When my nephew Arthur was little, the local pastor dropped by my sister's house for a visit. My brother-in-law, an avid fisherman, was preparing for a weekend at the lake when suddenly little Arthur bellowed, "My daddy's got worms!''
"Oh," replied the preacher,"You mean he's got fishing worms?"
With a straight face my nephew said: "No, he's got worms."
While he had a perplexed look on his face, only divine wisdom that comes from years of ministry kept the pastor from asking any further questions.
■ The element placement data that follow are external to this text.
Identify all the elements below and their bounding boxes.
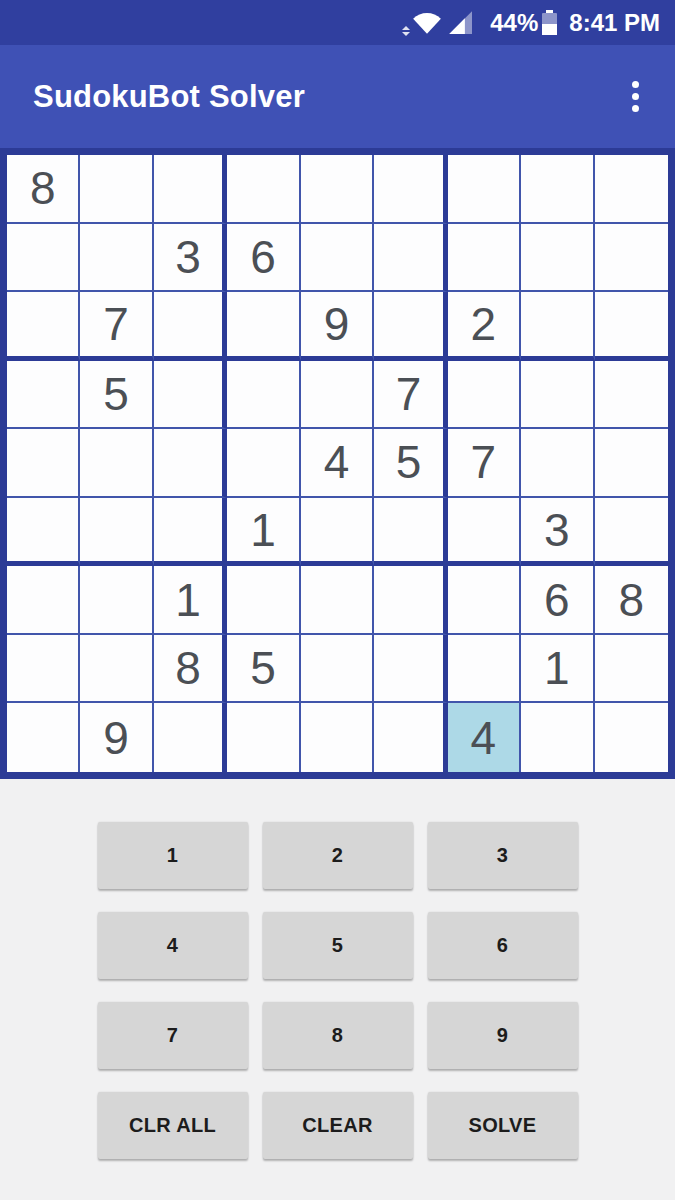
key-3-button[interactable]: 3: [428, 822, 578, 889]
sudoku-cell-r4c9[interactable]: [595, 361, 668, 430]
sudoku-cell-r4c5[interactable]: [301, 361, 374, 430]
sudoku-cell-r2c5[interactable]: [301, 224, 374, 293]
sudoku-cell-r4c2[interactable]: 5: [80, 361, 153, 430]
sudoku-cell-r3c6[interactable]: [374, 292, 447, 361]
sudoku-cell-r9c1[interactable]: [7, 703, 80, 772]
sudoku-board: 836792574571316885194: [0, 148, 675, 779]
key-4-button[interactable]: 4: [98, 912, 248, 979]
keypad-row: 456: [98, 912, 578, 979]
sudoku-cell-r5c1[interactable]: [7, 429, 80, 498]
page-title: SudokuBot Solver: [33, 79, 305, 115]
sudoku-cell-r6c8[interactable]: 3: [521, 498, 594, 567]
sudoku-cell-r1c2[interactable]: [80, 155, 153, 224]
sudoku-cell-r8c8[interactable]: 1: [521, 635, 594, 704]
sudoku-cell-r2c3[interactable]: 3: [154, 224, 227, 293]
sudoku-cell-r4c8[interactable]: [521, 361, 594, 430]
sudoku-cell-r7c8[interactable]: 6: [521, 566, 594, 635]
clock-label: 8:41 PM: [569, 11, 660, 35]
sudoku-cell-r2c9[interactable]: [595, 224, 668, 293]
sudoku-cell-r2c4[interactable]: 6: [227, 224, 300, 293]
sudoku-cell-r7c7[interactable]: [448, 566, 521, 635]
sudoku-cell-r3c4[interactable]: [227, 292, 300, 361]
sudoku-cell-r6c7[interactable]: [448, 498, 521, 567]
sudoku-cell-r3c8[interactable]: [521, 292, 594, 361]
sudoku-cell-r9c2[interactable]: 9: [80, 703, 153, 772]
sudoku-cell-r4c3[interactable]: [154, 361, 227, 430]
sudoku-cell-r2c6[interactable]: [374, 224, 447, 293]
keypad: 123456789CLR ALLCLEARSOLVE: [0, 779, 675, 1200]
sudoku-cell-r1c1[interactable]: 8: [7, 155, 80, 224]
sudoku-cell-r8c1[interactable]: [7, 635, 80, 704]
sudoku-cell-r7c9[interactable]: 8: [595, 566, 668, 635]
sudoku-cell-r1c3[interactable]: [154, 155, 227, 224]
key-9-button[interactable]: 9: [428, 1002, 578, 1069]
sudoku-cell-r2c7[interactable]: [448, 224, 521, 293]
sudoku-cell-r9c4[interactable]: [227, 703, 300, 772]
key-solve-button[interactable]: SOLVE: [428, 1092, 578, 1159]
app-bar: SudokuBot Solver: [0, 45, 675, 148]
wifi-icon: [412, 10, 442, 35]
sudoku-cell-r7c4[interactable]: [227, 566, 300, 635]
sudoku-cell-r9c9[interactable]: [595, 703, 668, 772]
key-clear-button[interactable]: CLEAR: [263, 1092, 413, 1159]
network-activity-icon: [402, 26, 410, 36]
status-bar: 44% 8:41 PM: [0, 0, 675, 45]
sudoku-cell-r9c8[interactable]: [521, 703, 594, 772]
keypad-row: 789: [98, 1002, 578, 1069]
sudoku-cell-r8c5[interactable]: [301, 635, 374, 704]
sudoku-cell-r8c2[interactable]: [80, 635, 153, 704]
sudoku-cell-r8c7[interactable]: [448, 635, 521, 704]
sudoku-cell-r5c4[interactable]: [227, 429, 300, 498]
sudoku-cell-r5c7[interactable]: 7: [448, 429, 521, 498]
sudoku-cell-r8c3[interactable]: 8: [154, 635, 227, 704]
sudoku-cell-r6c5[interactable]: [301, 498, 374, 567]
phone-screen: 44% 8:41 PM SudokuBot Solver 83679257457…: [0, 0, 675, 1200]
sudoku-cell-r2c1[interactable]: [7, 224, 80, 293]
sudoku-cell-r4c1[interactable]: [7, 361, 80, 430]
sudoku-cell-r1c5[interactable]: [301, 155, 374, 224]
sudoku-cell-r7c1[interactable]: [7, 566, 80, 635]
sudoku-cell-r9c6[interactable]: [374, 703, 447, 772]
key-8-button[interactable]: 8: [263, 1002, 413, 1069]
sudoku-cell-r5c2[interactable]: [80, 429, 153, 498]
sudoku-cell-r8c6[interactable]: [374, 635, 447, 704]
sudoku-cell-r6c3[interactable]: [154, 498, 227, 567]
sudoku-cell-r3c2[interactable]: 7: [80, 292, 153, 361]
keypad-row: CLR ALLCLEARSOLVE: [98, 1092, 578, 1159]
sudoku-cell-r5c5[interactable]: 4: [301, 429, 374, 498]
sudoku-cell-r9c3[interactable]: [154, 703, 227, 772]
sudoku-cell-r3c1[interactable]: [7, 292, 80, 361]
sudoku-cell-r3c3[interactable]: [154, 292, 227, 361]
sudoku-cell-r1c8[interactable]: [521, 155, 594, 224]
key-7-button[interactable]: 7: [98, 1002, 248, 1069]
key-5-button[interactable]: 5: [263, 912, 413, 979]
sudoku-cell-r6c9[interactable]: [595, 498, 668, 567]
sudoku-cell-r6c2[interactable]: [80, 498, 153, 567]
sudoku-cell-r4c4[interactable]: [227, 361, 300, 430]
overflow-menu-icon[interactable]: [626, 75, 645, 118]
sudoku-cell-r9c5[interactable]: [301, 703, 374, 772]
sudoku-cell-r5c3[interactable]: [154, 429, 227, 498]
sudoku-cell-r8c9[interactable]: [595, 635, 668, 704]
sudoku-cell-r5c8[interactable]: [521, 429, 594, 498]
sudoku-cell-r3c9[interactable]: [595, 292, 668, 361]
battery-percent-label: 44%: [490, 11, 538, 35]
sudoku-cell-r2c8[interactable]: [521, 224, 594, 293]
sudoku-cell-r2c2[interactable]: [80, 224, 153, 293]
battery-icon: [542, 10, 557, 35]
sudoku-cell-r7c2[interactable]: [80, 566, 153, 635]
key-2-button[interactable]: 2: [263, 822, 413, 889]
sudoku-cell-r5c9[interactable]: [595, 429, 668, 498]
sudoku-cell-r1c6[interactable]: [374, 155, 447, 224]
sudoku-cell-r4c7[interactable]: [448, 361, 521, 430]
sudoku-cell-r6c1[interactable]: [7, 498, 80, 567]
sudoku-cell-r7c5[interactable]: [301, 566, 374, 635]
sudoku-cell-r7c3[interactable]: 1: [154, 566, 227, 635]
sudoku-cell-r6c4[interactable]: 1: [227, 498, 300, 567]
sudoku-cell-r4c6[interactable]: 7: [374, 361, 447, 430]
sudoku-cell-r8c4[interactable]: 5: [227, 635, 300, 704]
sudoku-cell-r9c7[interactable]: 4: [448, 703, 521, 772]
sudoku-cell-r1c4[interactable]: [227, 155, 300, 224]
cellular-signal-icon: [449, 11, 472, 34]
sudoku-cell-r1c9[interactable]: [595, 155, 668, 224]
sudoku-cell-r5c6[interactable]: 5: [374, 429, 447, 498]
sudoku-cell-r3c7[interactable]: 2: [448, 292, 521, 361]
key-1-button[interactable]: 1: [98, 822, 248, 889]
sudoku-cell-r7c6[interactable]: [374, 566, 447, 635]
key-clr-all-button[interactable]: CLR ALL: [98, 1092, 248, 1159]
sudoku-cell-r3c5[interactable]: 9: [301, 292, 374, 361]
keypad-row: 123: [98, 822, 578, 889]
key-6-button[interactable]: 6: [428, 912, 578, 979]
sudoku-cell-r1c7[interactable]: [448, 155, 521, 224]
sudoku-cell-r6c6[interactable]: [374, 498, 447, 567]
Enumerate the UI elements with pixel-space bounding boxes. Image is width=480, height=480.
"The shortest distance between us and the life we long for is total obedience to Christ."
- Max Anders
My friend Bev and her husband were reshingling their roof. As soon as they started, they realized they needed more supplies, so Bev grabbed the checkbook, jumped into her car, and drove the 45 miles to the nearest lumberyard.
After gathering the items she needed, Bev went up to the cashier and wrote a check. "I really need to see a photo ID," the clerk said.
"I don't have one on me," Bev replied.
The cashier called over the manager, who examined the check.
The manager looked up and asked Bev, "Who is the Avon lady in your town?"
Puzzled, Bev responded, "Maxine Thompson."
"Take her check," the smiling manager said to the cashier. "Maxine is my grandmother."